This document describes the current implemented architecture of Sloppy as of March 2026. It is intentionally grounded in the repository structure and code paths that exist today, not only in product intent or long term roadmap notes.

Purpose

Sloppy is a local-first control plane for observable AI workflows. The system is designed to keep agent execution inspectable by turning work into typed runtime entities, persisted events, and operator-facing APIs instead of a single opaque prompt loop.

At a high level the project combines:

  • a Swift runtime and API server (Core)
  • an actor-based orchestration kernel (AgentRuntime)
  • shared wire and domain contracts (Protocols)
  • extension points for providers, tools, memory, and gateways (PluginSDK)
  • a minimal process daemon target (Node)
  • a React/Vite operator dashboard (Dashboard)

Design Goals

  • Keep agent behavior structured through explicit runtime entities: channel, branch, worker, compactor, visor, agent session.
  • Preserve observability through typed events, persisted artifacts, memory bulletins, and dashboard-friendly APIs.
  • Support local development with minimal infrastructure: one process, one SQLite database, one workspace directory.
  • Isolate responsibilities between transport, orchestration, persistence, and integration boundaries.
  • Make extension points explicit so model providers, tools, memory backends, and channel gateways can change independently.
  • Prefer Swift Concurrency and actor isolation over ad hoc shared mutable state.

Non-Goals

  • A fully distributed scheduler or multi-node execution fabric. The repository has early Node groundwork, but the main runtime is still single-core-process oriented.
  • A production desktop application. App is currently a placeholder target.
  • Autonomous tool freedom without policy. Tool execution is intentionally mediated by agent policy and guardrails.

System Context

mermaid
flowchart LR
    User["Operator or external user"]
    Dashboard["Dashboard (React/Vite)"]
    Telegram["Telegram or external gateway"]
    Core["Core executable"]
    Router["CoreRouter + CoreHTTPServer"]
    Service["CoreService"]
    Runtime["RuntimeSystem"]
    SQLite["SQLite persistence"]
    Files["Workspace files"]
    Models["Model providers"]
    Plugins["Gateway/tool/memory plugins"]
    Node["Node daemon (minimal)"]

    User --> Dashboard
    User --> Telegram
    Dashboard --> Router
    Telegram --> Router
    Router --> Service
    Service --> Runtime
    Service --> SQLite
    Service --> Files
    Service --> Models
    Service --> Plugins
    Service -. optional .-> Node

Architectural Principles

1. Explicit runtime model before autonomy

User input is first mapped onto runtime entities and state transitions. Routing is policy-driven and inspectable. The runtime decides whether to answer inline, spawn a branch, or spawn a worker before any deeper execution flow continues.

2. One control plane, multiple persistence forms

Sloppy deliberately uses both SQLite and filesystem storage:

  • SQLite stores canonical event, artifact, project, plugin, token, bulletin, and memory records.
  • workspace files store agent catalogs, session transcripts, skills manifests, system logs, and other operator-editable state.
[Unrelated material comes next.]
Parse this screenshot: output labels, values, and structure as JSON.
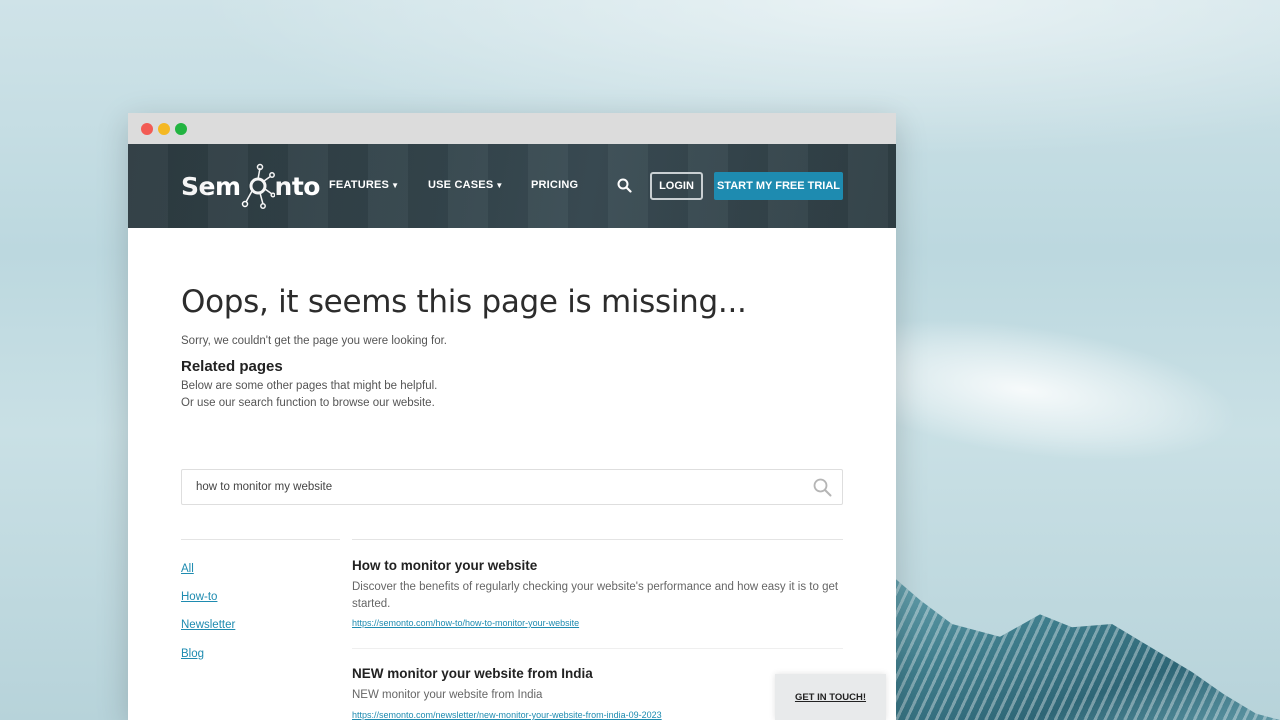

This split keeps the event and query path fast while allowing editable file-backed configuration and agent state.

3. Actor isolation at the orchestration layer

The runtime kernel is composed of Swift actors (RuntimeSystem, ChannelRuntime, WorkerRuntime, BranchRuntime, Compactor, Visor, EventBus). This limits accidental shared-state coupling and matches the asynchronous nature of agent execution.

4. Operator visibility is a first-class requirement

The API surface, event envelopes, memory bulletins, and dashboard sections are product features, not debug-only internals. Runtime state is designed to be inspectable at every layer.

Module Topology

ModuleResponsibilityNotes
Sources/ProtocolsShared DTOs and runtime contractsAPI payloads, event envelopes, memory and runtime models
Sources/PluginSDKExtension protocolsModel, tool, memory, and gateway plugin interfaces
Sources/AgentRuntimeOrchestration kernelChannel, branch, worker, compactor, visor, event bus
Sources/CoreMain backend and control planeConfig, HTTP transport, routing, service layer, persistence, plugin bootstrap
Sources/ChannelPluginTelegramIn-process Telegram gatewayBundled gateway implementation
Sources/NodeMinimal process daemonCurrent groundwork, not main scheduling path
Sources/AppPlaceholder app targetLogs a placeholder message only
Dashboard/Operator UIRuntime overview, projects, actors, agents, config, logs

Boot Sequence

The Core executable is the real system entrypoint today.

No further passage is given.